The lightbulb is not on the top of your head. It’s in your head, genius. Your brain is the lightbulb, Har-old.

Futuristically yours,

Har+new

P.S.  I don’t think I’m done with that drawing. I think I should add upside down lightbulbs.

Death Is Written In Blood On The Mirror

If you live each day as if it was your last, someday you’ll most certainly be right.

Just like Steve Jobs, I want this quote to make a strong impression on you.

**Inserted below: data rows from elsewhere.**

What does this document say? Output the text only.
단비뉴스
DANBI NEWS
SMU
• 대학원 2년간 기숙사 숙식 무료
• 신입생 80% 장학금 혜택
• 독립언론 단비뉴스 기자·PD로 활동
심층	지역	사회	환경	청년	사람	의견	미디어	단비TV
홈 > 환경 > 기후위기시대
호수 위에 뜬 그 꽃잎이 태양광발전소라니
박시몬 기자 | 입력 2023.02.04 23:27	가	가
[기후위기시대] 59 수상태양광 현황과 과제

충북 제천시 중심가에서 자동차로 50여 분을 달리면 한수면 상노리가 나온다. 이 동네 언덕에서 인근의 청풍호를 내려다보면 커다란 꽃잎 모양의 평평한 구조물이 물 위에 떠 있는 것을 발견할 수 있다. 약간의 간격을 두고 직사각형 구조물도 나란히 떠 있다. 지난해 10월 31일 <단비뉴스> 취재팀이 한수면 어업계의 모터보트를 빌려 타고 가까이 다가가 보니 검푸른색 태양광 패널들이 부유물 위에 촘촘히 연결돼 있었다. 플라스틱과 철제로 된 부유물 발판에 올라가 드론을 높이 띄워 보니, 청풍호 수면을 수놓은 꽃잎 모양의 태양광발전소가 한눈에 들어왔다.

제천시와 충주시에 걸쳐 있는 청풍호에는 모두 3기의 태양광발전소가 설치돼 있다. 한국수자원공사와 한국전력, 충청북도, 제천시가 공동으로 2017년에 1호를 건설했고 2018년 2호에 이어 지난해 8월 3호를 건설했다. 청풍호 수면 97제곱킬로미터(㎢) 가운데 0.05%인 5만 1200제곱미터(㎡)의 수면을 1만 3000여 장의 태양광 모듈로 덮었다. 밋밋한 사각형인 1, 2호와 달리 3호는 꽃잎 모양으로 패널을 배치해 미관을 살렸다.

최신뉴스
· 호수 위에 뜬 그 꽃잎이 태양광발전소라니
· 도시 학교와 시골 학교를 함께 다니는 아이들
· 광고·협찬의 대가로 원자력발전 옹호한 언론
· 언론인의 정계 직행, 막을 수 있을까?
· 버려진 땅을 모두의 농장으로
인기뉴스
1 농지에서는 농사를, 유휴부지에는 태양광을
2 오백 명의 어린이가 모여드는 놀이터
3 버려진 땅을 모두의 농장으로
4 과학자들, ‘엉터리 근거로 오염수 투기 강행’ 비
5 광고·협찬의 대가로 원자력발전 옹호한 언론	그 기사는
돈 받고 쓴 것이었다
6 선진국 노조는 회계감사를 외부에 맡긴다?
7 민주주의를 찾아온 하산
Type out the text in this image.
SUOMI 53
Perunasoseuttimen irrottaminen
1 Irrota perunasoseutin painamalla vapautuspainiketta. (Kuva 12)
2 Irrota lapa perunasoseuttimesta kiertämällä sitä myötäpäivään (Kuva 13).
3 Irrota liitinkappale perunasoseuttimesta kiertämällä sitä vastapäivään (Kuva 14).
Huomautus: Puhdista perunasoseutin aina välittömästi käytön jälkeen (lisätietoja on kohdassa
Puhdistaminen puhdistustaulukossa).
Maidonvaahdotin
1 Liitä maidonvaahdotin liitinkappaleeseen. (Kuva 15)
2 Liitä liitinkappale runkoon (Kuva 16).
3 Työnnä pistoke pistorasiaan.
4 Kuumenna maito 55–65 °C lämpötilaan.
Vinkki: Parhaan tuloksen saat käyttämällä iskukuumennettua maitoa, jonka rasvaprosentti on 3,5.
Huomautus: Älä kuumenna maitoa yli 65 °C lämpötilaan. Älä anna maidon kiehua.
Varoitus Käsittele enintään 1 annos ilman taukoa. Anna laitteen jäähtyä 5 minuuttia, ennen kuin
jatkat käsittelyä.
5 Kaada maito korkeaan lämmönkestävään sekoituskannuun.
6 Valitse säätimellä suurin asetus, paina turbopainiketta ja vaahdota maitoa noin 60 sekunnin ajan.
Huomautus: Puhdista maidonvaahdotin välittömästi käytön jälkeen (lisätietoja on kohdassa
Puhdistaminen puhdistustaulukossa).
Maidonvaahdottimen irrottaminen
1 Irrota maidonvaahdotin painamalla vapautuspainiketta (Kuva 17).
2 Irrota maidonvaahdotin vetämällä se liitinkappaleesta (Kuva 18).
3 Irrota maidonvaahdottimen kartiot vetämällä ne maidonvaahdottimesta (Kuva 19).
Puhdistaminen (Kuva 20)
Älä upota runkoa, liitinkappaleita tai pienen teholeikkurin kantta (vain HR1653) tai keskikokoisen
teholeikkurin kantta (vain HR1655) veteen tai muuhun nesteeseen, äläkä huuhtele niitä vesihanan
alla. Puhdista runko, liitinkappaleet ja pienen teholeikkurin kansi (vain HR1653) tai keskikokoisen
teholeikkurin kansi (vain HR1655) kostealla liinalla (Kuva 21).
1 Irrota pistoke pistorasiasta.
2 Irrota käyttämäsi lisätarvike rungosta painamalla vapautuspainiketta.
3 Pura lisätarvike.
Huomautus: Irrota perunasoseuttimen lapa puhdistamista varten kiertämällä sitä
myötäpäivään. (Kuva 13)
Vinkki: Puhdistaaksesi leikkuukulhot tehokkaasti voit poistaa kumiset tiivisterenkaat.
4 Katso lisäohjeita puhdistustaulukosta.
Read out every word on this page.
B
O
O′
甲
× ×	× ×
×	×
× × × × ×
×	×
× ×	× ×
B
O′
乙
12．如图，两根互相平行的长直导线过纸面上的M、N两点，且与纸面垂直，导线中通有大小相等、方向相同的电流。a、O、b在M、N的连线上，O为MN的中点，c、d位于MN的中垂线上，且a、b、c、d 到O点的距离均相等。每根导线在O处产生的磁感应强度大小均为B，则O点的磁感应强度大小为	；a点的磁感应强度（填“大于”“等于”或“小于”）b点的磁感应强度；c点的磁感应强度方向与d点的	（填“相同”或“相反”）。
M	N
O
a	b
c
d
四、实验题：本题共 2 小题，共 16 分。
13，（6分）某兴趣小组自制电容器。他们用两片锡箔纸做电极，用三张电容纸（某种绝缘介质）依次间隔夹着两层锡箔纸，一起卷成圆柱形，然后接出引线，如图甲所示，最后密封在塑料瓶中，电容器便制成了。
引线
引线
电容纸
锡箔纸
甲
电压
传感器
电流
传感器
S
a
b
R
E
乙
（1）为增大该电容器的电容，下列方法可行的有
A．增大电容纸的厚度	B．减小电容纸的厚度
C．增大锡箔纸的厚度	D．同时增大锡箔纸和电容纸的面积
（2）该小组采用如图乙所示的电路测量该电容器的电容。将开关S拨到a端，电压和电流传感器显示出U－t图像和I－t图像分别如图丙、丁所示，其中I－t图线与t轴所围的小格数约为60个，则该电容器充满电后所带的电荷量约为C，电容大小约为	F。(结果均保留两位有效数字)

From now on, every morning, I want you to look in the mirror and ask yourself, “If today was the last day of my life, would I want to do what I’m about to do today?”

But I think this question is better in hindsight than foresight.

So, I want you to ask yourself this, “If yesterday was the last day of my life, am I happy with how I spent it?”

If the answer is “NO!” for 3 consecutive days, you NEED to change something. Something, Har-old. You have to! This is a must.

Apply what I told you in 3 Months To Live.

As I’m writing this to you, I’m listening to some music from your time. It’s this Kanye West song called Drunk And Hot Girls. He just dropped a gem that is proper for this letter:

You only live once; do whatever you like.

Futuristically yours,

Har+new

P.S. Listen to the third story from Steve Jobs Stanford Commencement Speech over and over until you get it. My favorite lines was, “Remembering that you are going to die is the best way I know to avoid the trap of thinking you have something to lose. You are already naked. There is no reason not to follow your heart.” Are you inspired yet?